The STM is taking immediate steps to improve the commute for people who rely on the Orange metro line: it will add extra trains during rush hour and launch new bus routes.

The line from Laval to downtown Montreal is notoriously overcrowded during the rush hour, with Montreal City Hall saying that metro passengers were frequently packed in like sardines.

Upwards of 20,000 people get on the Orange line between Beaubien and Berri-UQAM each weekday, which the STM says is the busiest stretch of the entire metro system.

Metro riders trying to board at those stops frequently have to wait for several trains to pass before they can get on.

Over the next few years the western half of the Orange line is expected to get more crowded as REM construction will force riders on the Deux-Montagnes train line to disembark in TMR.

To deal with the flood of commuters, as of September the STM will add extra trains to the line during rush hour and launch several new bus routes.

Two of the trains will leave the Henri Bourassa station, while three others will be waiting on secondary tracks near Cremazie, Berri-UQAM, and Lionel-Groulx in case of delays on one section of tracks.

One bus route, the 445 Papineau Express, will mostly run parallel to the Orange line. It will start at 20th Ave. and Bellechasse St., then go south on Papineau Ave., ultimately ending around Peel and De la Gauchetiere before reversing the journey.

Replacing the 435, the 465 Cote des Neiges Express will run from the Mount Royal train stop along Cote des Neiges to René Levesque and through the downtown core and back.

The 480 will run from Guy and St.
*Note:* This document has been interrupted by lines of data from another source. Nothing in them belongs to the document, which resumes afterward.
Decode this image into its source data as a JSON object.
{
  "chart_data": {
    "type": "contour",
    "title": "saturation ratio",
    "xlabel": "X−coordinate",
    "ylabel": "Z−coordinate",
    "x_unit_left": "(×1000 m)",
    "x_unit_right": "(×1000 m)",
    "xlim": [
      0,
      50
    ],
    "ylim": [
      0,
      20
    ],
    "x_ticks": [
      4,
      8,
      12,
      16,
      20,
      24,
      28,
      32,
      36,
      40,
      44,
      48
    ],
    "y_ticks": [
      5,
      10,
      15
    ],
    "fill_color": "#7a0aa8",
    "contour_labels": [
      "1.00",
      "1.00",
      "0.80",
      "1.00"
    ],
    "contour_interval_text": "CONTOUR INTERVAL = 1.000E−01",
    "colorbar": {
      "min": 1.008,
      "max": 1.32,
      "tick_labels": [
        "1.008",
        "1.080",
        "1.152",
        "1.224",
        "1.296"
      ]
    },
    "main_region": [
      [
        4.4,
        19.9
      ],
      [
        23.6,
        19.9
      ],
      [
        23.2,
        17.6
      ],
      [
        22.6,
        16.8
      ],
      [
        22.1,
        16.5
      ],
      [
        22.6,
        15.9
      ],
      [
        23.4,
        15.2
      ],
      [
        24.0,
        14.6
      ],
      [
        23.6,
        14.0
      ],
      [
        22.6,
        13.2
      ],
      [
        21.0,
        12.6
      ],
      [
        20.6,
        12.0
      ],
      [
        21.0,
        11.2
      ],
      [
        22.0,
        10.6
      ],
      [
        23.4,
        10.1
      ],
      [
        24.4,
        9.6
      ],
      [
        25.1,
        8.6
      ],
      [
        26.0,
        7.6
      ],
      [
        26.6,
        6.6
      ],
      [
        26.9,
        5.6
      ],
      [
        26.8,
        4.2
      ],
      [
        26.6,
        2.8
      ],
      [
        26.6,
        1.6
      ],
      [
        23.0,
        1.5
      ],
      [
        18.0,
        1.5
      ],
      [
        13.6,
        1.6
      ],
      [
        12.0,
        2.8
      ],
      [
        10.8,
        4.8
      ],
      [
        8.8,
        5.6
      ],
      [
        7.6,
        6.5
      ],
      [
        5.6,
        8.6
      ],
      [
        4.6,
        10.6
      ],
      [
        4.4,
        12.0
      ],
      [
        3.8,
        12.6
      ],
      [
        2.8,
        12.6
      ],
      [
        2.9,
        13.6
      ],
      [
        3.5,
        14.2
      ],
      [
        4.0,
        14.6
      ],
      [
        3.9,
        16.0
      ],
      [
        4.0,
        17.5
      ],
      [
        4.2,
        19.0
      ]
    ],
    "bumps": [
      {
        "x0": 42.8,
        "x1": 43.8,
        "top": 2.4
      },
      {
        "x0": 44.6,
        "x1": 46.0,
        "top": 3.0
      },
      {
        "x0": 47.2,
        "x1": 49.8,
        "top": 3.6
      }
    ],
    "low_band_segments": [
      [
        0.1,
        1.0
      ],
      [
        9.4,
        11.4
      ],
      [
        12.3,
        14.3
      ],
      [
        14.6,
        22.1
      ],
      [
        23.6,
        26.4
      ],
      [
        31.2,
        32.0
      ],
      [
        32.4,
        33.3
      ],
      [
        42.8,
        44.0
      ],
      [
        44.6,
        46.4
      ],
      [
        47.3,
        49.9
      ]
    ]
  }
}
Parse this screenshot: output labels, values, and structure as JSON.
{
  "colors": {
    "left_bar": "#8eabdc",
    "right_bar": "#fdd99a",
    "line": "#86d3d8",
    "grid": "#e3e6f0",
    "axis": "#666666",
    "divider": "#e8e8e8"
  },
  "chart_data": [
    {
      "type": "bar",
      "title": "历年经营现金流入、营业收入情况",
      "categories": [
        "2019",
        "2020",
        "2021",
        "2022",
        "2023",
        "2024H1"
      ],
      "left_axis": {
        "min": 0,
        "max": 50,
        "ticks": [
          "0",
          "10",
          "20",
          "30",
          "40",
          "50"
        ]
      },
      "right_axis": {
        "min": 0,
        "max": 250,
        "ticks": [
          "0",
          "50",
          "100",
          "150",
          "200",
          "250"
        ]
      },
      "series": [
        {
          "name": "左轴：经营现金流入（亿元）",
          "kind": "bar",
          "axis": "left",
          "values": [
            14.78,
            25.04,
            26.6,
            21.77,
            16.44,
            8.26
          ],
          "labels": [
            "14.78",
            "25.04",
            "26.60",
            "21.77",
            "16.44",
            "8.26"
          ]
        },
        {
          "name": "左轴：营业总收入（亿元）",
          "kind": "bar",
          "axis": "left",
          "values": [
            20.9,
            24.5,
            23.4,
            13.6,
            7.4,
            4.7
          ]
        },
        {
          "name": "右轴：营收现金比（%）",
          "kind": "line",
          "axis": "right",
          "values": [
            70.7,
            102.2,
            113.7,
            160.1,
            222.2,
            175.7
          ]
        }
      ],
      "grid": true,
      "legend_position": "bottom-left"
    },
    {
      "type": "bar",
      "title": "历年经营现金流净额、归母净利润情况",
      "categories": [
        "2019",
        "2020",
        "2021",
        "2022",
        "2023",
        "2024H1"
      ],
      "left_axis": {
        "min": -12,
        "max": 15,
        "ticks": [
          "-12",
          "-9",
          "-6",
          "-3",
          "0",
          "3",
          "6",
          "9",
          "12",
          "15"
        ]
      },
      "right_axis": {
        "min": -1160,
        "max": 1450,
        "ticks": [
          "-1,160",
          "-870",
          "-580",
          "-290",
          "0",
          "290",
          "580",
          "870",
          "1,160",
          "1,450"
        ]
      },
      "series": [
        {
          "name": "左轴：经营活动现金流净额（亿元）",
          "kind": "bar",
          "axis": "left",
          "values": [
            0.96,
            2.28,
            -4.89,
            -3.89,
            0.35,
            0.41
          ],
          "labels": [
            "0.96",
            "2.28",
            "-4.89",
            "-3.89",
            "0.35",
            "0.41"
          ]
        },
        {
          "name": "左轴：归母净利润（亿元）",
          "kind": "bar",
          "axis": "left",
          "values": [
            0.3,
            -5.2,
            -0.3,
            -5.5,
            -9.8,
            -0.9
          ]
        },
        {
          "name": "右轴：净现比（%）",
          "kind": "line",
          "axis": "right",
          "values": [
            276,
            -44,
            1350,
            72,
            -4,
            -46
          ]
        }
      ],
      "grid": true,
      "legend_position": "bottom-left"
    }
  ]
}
Mathieu along René Levesque to Park Ave, then head toward the Park metro station, and the area northwest of that station.
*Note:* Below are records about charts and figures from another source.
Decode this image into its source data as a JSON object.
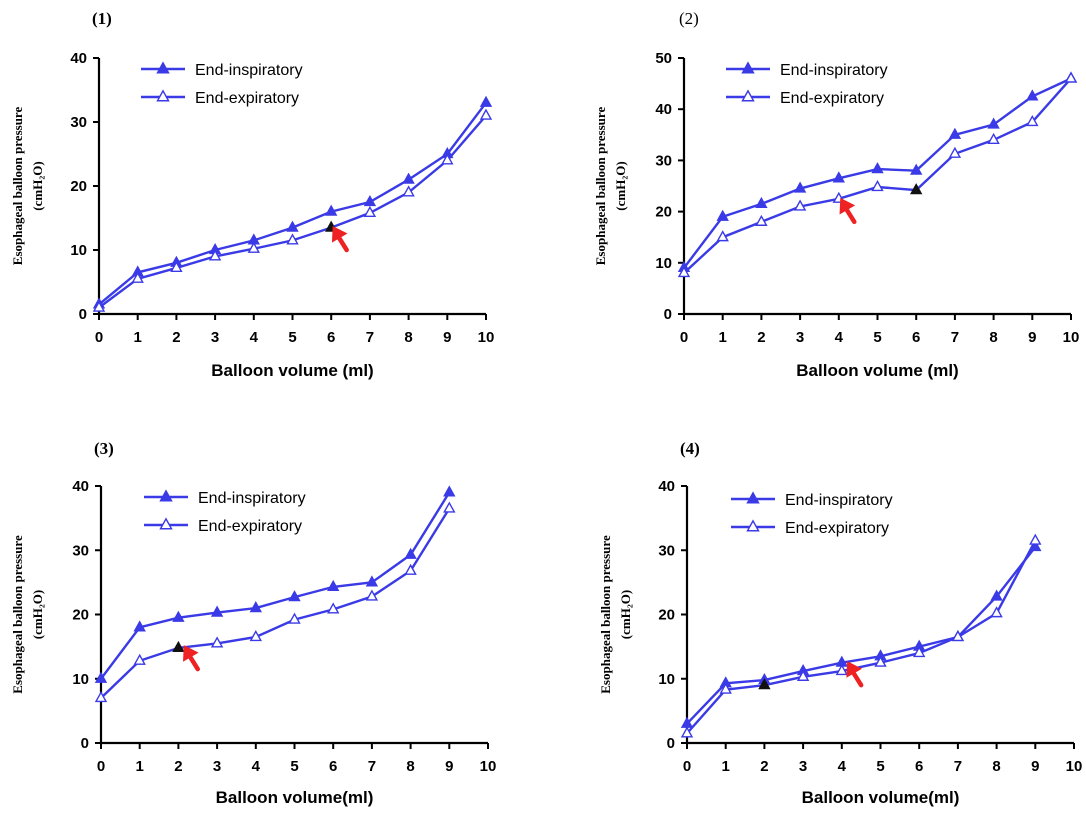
{
  "colors": {
    "series": "#3a3ae6",
    "marker_fill": "#3a3ae6",
    "highlight_marker": "#111111",
    "arrow": "#ee2222"
  },
  "chart_data": [
    {
      "panel": "(1)",
      "type": "line",
      "xlabel": "Balloon  volume (ml)",
      "ylabel": "Esophageal balloon pressure",
      "ylabel_unit": "(cmH₂O)",
      "xlim": [
        0,
        10
      ],
      "ylim": [
        0,
        40
      ],
      "xticks": [
        0,
        1,
        2,
        3,
        4,
        5,
        6,
        7,
        8,
        9,
        10
      ],
      "yticks": [
        0,
        10,
        20,
        30,
        40
      ],
      "grid": false,
      "legend": "top-left",
      "x": [
        0,
        1,
        2,
        3,
        4,
        5,
        6,
        7,
        8,
        9,
        10
      ],
      "series": [
        {
          "name": "End-inspiratory",
          "marker": "filled-triangle",
          "values": [
            1.5,
            6.5,
            8,
            10,
            11.5,
            13.5,
            16,
            17.5,
            21,
            25,
            33
          ]
        },
        {
          "name": "End-expiratory",
          "marker": "open-triangle",
          "values": [
            1,
            5.5,
            7.2,
            9,
            10.2,
            11.5,
            13.5,
            15.8,
            19,
            24,
            31
          ]
        }
      ],
      "highlight": {
        "series": 1,
        "x": 6
      },
      "arrow_at": {
        "x": 6.4,
        "y": 10
      }
    },
    {
      "panel": "(2)",
      "type": "line",
      "xlabel": "Balloon  volume (ml)",
      "ylabel": "Esophageal balloon pressure",
      "ylabel_unit": "(cmH₂O)",
      "xlim": [
        0,
        10
      ],
      "ylim": [
        0,
        50
      ],
      "xticks": [
        0,
        1,
        2,
        3,
        4,
        5,
        6,
        7,
        8,
        9,
        10
      ],
      "yticks": [
        0,
        10,
        20,
        30,
        40,
        50
      ],
      "grid": false,
      "legend": "top-left",
      "x": [
        0,
        1,
        2,
        3,
        4,
        5,
        6,
        7,
        8,
        9,
        10
      ],
      "series": [
        {
          "name": "End-inspiratory",
          "marker": "filled-triangle",
          "values": [
            9,
            19,
            21.5,
            24.5,
            26.5,
            28.3,
            28,
            35,
            37,
            42.5,
            46
          ]
        },
        {
          "name": "End-expiratory",
          "marker": "open-triangle",
          "values": [
            8,
            15,
            18,
            21,
            22.5,
            24.8,
            24.2,
            31.3,
            34,
            37.5,
            46
          ]
        }
      ],
      "highlight": {
        "series": 1,
        "x": 6
      },
      "arrow_at": {
        "x": 4.4,
        "y": 18
      }
    },
    {
      "panel": "(3)",
      "type": "line",
      "xlabel": "Balloon  volume(ml)",
      "ylabel": "Esophageal balloon pressure",
      "ylabel_unit": "(cmH₂O)",
      "xlim": [
        0,
        10
      ],
      "ylim": [
        0,
        40
      ],
      "xticks": [
        0,
        1,
        2,
        3,
        4,
        5,
        6,
        7,
        8,
        9,
        10
      ],
      "yticks": [
        0,
        10,
        20,
        30,
        40
      ],
      "grid": false,
      "legend": "top-left",
      "x": [
        0,
        1,
        2,
        3,
        4,
        5,
        6,
        7,
        8,
        9
      ],
      "series": [
        {
          "name": "End-inspiratory",
          "marker": "filled-triangle",
          "values": [
            10,
            18,
            19.5,
            20.3,
            21,
            22.7,
            24.3,
            25,
            29.3,
            39
          ]
        },
        {
          "name": "End-expiratory",
          "marker": "open-triangle",
          "values": [
            7,
            12.8,
            14.8,
            15.5,
            16.5,
            19.2,
            20.8,
            22.8,
            26.8,
            36.5
          ]
        }
      ],
      "highlight": {
        "series": 1,
        "x": 2
      },
      "arrow_at": {
        "x": 2.5,
        "y": 11.5
      }
    },
    {
      "panel": "(4)",
      "type": "line",
      "xlabel": "Balloon  volume(ml)",
      "ylabel": "Esophageal balloon pressure",
      "ylabel_unit": "(cmH₂O)",
      "xlim": [
        0,
        10
      ],
      "ylim": [
        0,
        40
      ],
      "xticks": [
        0,
        1,
        2,
        3,
        4,
        5,
        6,
        7,
        8,
        9,
        10
      ],
      "yticks": [
        0,
        10,
        20,
        30,
        40
      ],
      "grid": false,
      "legend": "top-left",
      "x": [
        0,
        1,
        2,
        3,
        4,
        5,
        6,
        7,
        8,
        9
      ],
      "series": [
        {
          "name": "End-inspiratory",
          "marker": "filled-triangle",
          "values": [
            3,
            9.3,
            9.8,
            11.2,
            12.5,
            13.5,
            15,
            16.5,
            22.8,
            30.5
          ]
        },
        {
          "name": "End-expiratory",
          "marker": "open-triangle",
          "values": [
            1.5,
            8.3,
            9,
            10.3,
            11.2,
            12.5,
            14,
            16.5,
            20.2,
            31.5
          ]
        }
      ],
      "highlight": {
        "series": 1,
        "x": 2
      },
      "arrow_at": {
        "x": 4.5,
        "y": 9
      }
    }
  ]
}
Mayor Valerie Plante said she hoped the options would convince people to ditch their cars and take public transit.

"If the options that are out there are comfortable and fast and efficient, then people will say you know, I'd rather be in a subway that's fast and doesn't stop and not stuck in traffic," said Plante. 

"The more we invest into public transit the more people are interested."

Plante touts Pink line

Plante took the opportunity to reference her signature transit plan, the Pink line.
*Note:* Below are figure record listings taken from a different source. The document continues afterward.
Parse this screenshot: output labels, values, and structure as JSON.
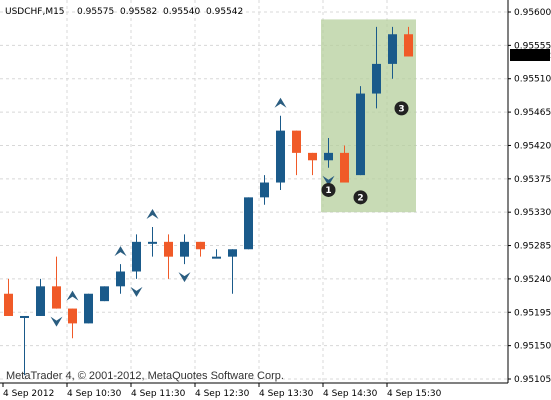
{
  "header": {
    "symbol": "USDCHF,M15",
    "open": "0.95575",
    "high": "0.95582",
    "low": "0.95540",
    "close": "0.95542"
  },
  "watermark": "MetaTrader 4, © 2001-2012, MetaQuotes Software Corp.",
  "colors": {
    "bull": "#1a5a8a",
    "bear": "#f05a28",
    "highlight": "#b5cf9c",
    "grid": "#d8d8d8",
    "arrow": "#2a5d80",
    "marker": "#222222",
    "current_price_bg": "#000000"
  },
  "chart_data": {
    "type": "candlestick",
    "instrument": "USDCHF",
    "timeframe": "M15",
    "ylim": [
      0.951,
      0.956
    ],
    "y_ticks": [
      "0.95600",
      "0.95555",
      "0.95510",
      "0.95465",
      "0.95420",
      "0.95375",
      "0.95330",
      "0.95285",
      "0.95240",
      "0.95195",
      "0.95150",
      "0.95105"
    ],
    "current_price": "0.95542",
    "x_labels": [
      "4 Sep 2012",
      "4 Sep 10:30",
      "4 Sep 11:30",
      "4 Sep 12:30",
      "4 Sep 13:30",
      "4 Sep 14:30",
      "4 Sep 15:30"
    ],
    "candles": [
      {
        "open": 0.9522,
        "high": 0.9524,
        "low": 0.9519,
        "close": 0.9519
      },
      {
        "open": 0.9519,
        "high": 0.9519,
        "low": 0.9511,
        "close": 0.9519
      },
      {
        "open": 0.9519,
        "high": 0.9524,
        "low": 0.9519,
        "close": 0.9523
      },
      {
        "open": 0.9523,
        "high": 0.9527,
        "low": 0.952,
        "close": 0.952
      },
      {
        "open": 0.952,
        "high": 0.952,
        "low": 0.9516,
        "close": 0.9518
      },
      {
        "open": 0.9518,
        "high": 0.9522,
        "low": 0.9518,
        "close": 0.9522
      },
      {
        "open": 0.9521,
        "high": 0.9523,
        "low": 0.9521,
        "close": 0.9523
      },
      {
        "open": 0.9523,
        "high": 0.9526,
        "low": 0.9522,
        "close": 0.9525
      },
      {
        "open": 0.9525,
        "high": 0.953,
        "low": 0.9524,
        "close": 0.9529
      },
      {
        "open": 0.9529,
        "high": 0.9531,
        "low": 0.9527,
        "close": 0.9529
      },
      {
        "open": 0.9529,
        "high": 0.953,
        "low": 0.9524,
        "close": 0.9527
      },
      {
        "open": 0.9527,
        "high": 0.953,
        "low": 0.9526,
        "close": 0.9529
      },
      {
        "open": 0.9529,
        "high": 0.9529,
        "low": 0.9527,
        "close": 0.9528
      },
      {
        "open": 0.9527,
        "high": 0.9528,
        "low": 0.9527,
        "close": 0.9527
      },
      {
        "open": 0.9527,
        "high": 0.9528,
        "low": 0.9522,
        "close": 0.9528
      },
      {
        "open": 0.9528,
        "high": 0.9535,
        "low": 0.9528,
        "close": 0.9535
      },
      {
        "open": 0.9535,
        "high": 0.9538,
        "low": 0.9534,
        "close": 0.9537
      },
      {
        "open": 0.9537,
        "high": 0.9546,
        "low": 0.9536,
        "close": 0.9544
      },
      {
        "open": 0.9544,
        "high": 0.9544,
        "low": 0.9538,
        "close": 0.9541
      },
      {
        "open": 0.9541,
        "high": 0.9541,
        "low": 0.9538,
        "close": 0.954
      },
      {
        "open": 0.954,
        "high": 0.9543,
        "low": 0.9539,
        "close": 0.9541
      },
      {
        "open": 0.9541,
        "high": 0.9542,
        "low": 0.9537,
        "close": 0.9537
      },
      {
        "open": 0.9538,
        "high": 0.955,
        "low": 0.9538,
        "close": 0.9549
      },
      {
        "open": 0.9549,
        "high": 0.9558,
        "low": 0.9547,
        "close": 0.9553
      },
      {
        "open": 0.9553,
        "high": 0.9558,
        "low": 0.9551,
        "close": 0.9557
      },
      {
        "open": 0.9557,
        "high": 0.9558,
        "low": 0.9554,
        "close": 0.9554
      }
    ],
    "up_fractals": [
      4,
      7,
      9,
      17
    ],
    "down_fractals": [
      3,
      8,
      11,
      20
    ],
    "highlight_range": {
      "from_candle": 20,
      "to_candle": 25,
      "price_low": 0.9533,
      "price_high": 0.9559
    },
    "annotations": [
      {
        "label": "1",
        "candle": 20,
        "price": 0.9536
      },
      {
        "label": "2",
        "candle": 22,
        "price": 0.9535
      },
      {
        "label": "3",
        "candle": 24,
        "price": 0.9547
      }
    ]
  }
}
“We are doing everything we can with the tools that we have, but in the medium and long term there has to be more than that and that comes from other levels of government,” she said.

To date, the Quebec government has shown little interest in the Pink line.

But Plante said more public transit is the best way to get people out of their cars.

“The more we invest into public transit, the more people are interested and feel like, ‘Yeah, I could switch,” said Plante.

The city is spending $1 million this year to study the Pink line. The earliest estimates show the Pink line would not be operational before 2028.


Riders like plans for more service

Riders packed into the Orange line during Monday's commute were happy to hear plans to add more buses.

"I think more bus and reserve lanes would be more cost-effective," said Thomas Doyon, although he preferred trains to buses.

"The advantage of the subway is that it's not affected by the traffic on the surface. I mean it's a constant flow; they control the flow."

One rider, who did not want to give her name, said the Orange line was "insanely crowded, claustrophobic and disgusting," although it was still the easiest way for her to get to work.